According to the American Diabetes Association (ADA), although Type 1 and Type 2 diabetes are linked to genetic predispositions, family history plays a greater role in the onset of Type 2. While external factors like diet and exercise do have a significant impact on how and when the condition sets in, the ADA states that, based on identical twin studies, if one sibling is diagnosed with Type 2 diabetes, there is a 75 percent that the other will be too. For Type 1 diabetes, that number drops to 50 percent.
However, recent findings from Lund University in Sweden have indicated that researchers may be on their way to better understanding the genetic aspects that factor into the disease. ScienceDaily reports that, instead of zeroing in on a specific gene variant that has been linked to diabetes, the Swedish scientists decided to broaden the scope of their studies to observe the role other genes may play in the body’s ability to secrete and moderate insulin.
Study author Leif Groop, a professor in department of endocrinology, explained that his research team used the 47 gene variants associated with diabetes as a starting point to determine how other genes in the body contributed to the condition.

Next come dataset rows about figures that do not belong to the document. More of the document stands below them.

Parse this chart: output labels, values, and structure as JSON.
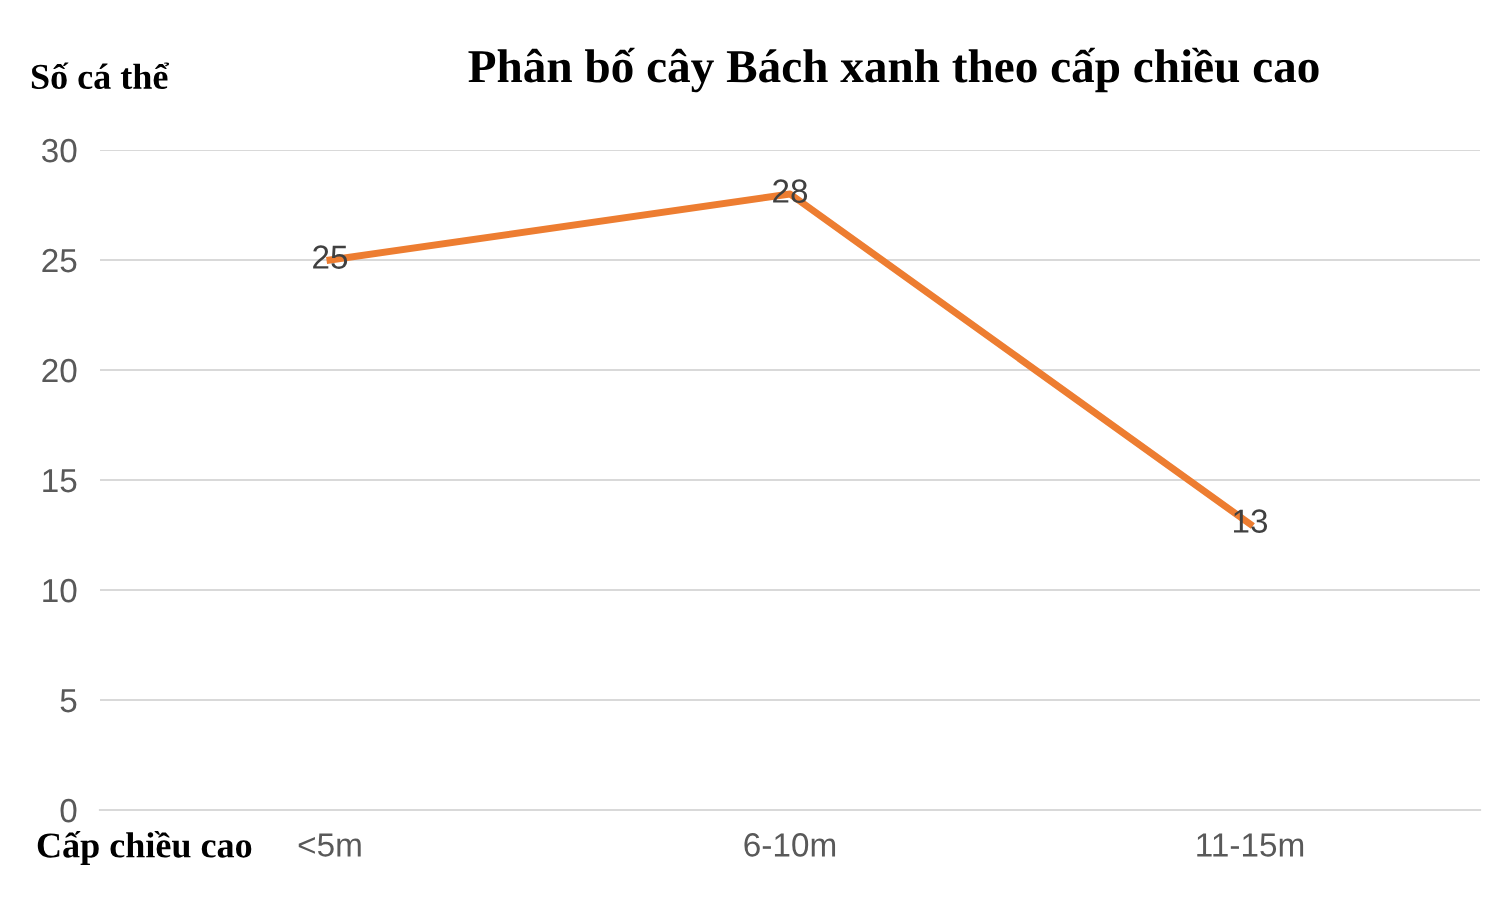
{
  "chart_data": {
    "type": "line",
    "title": "Phân bố cây Bách xanh theo cấp chiều cao",
    "ylabel": "Số cá thể",
    "xlabel": "Cấp chiều cao",
    "categories": [
      "<5m",
      "6-10m",
      "11-15m"
    ],
    "series": [
      {
        "color": "#ed7d31",
        "values": [
          25,
          28,
          13
        ]
      }
    ],
    "ylim": [
      0,
      30
    ],
    "yticks": [
      0,
      5,
      10,
      15,
      20,
      25,
      30
    ],
    "grid": "y",
    "data_labels": true,
    "marker": "none",
    "line_style": "solid"
  }
}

“We have to map patterns because a single gene rarely acts on its own,” Groop stated. The source reports that Groop and his research team analyzed cells from diabetics and nondiabetics, using the known gene variants as “bait” and observing how they interacted with other elements. The study was published in this month’s edition of the scientific journal Cell Metabolism.
The benefits of this approach were clear: according to Groop, the researchers were able to account for 25 percent of blood-sugar abnormalities with this method. Prior studies have only managed to explain between 2 and 3 percent, he said. As a result, taking a broader approach could have a positive impact on the treatment and, potentially, the prevention, of Type 2 diabetes.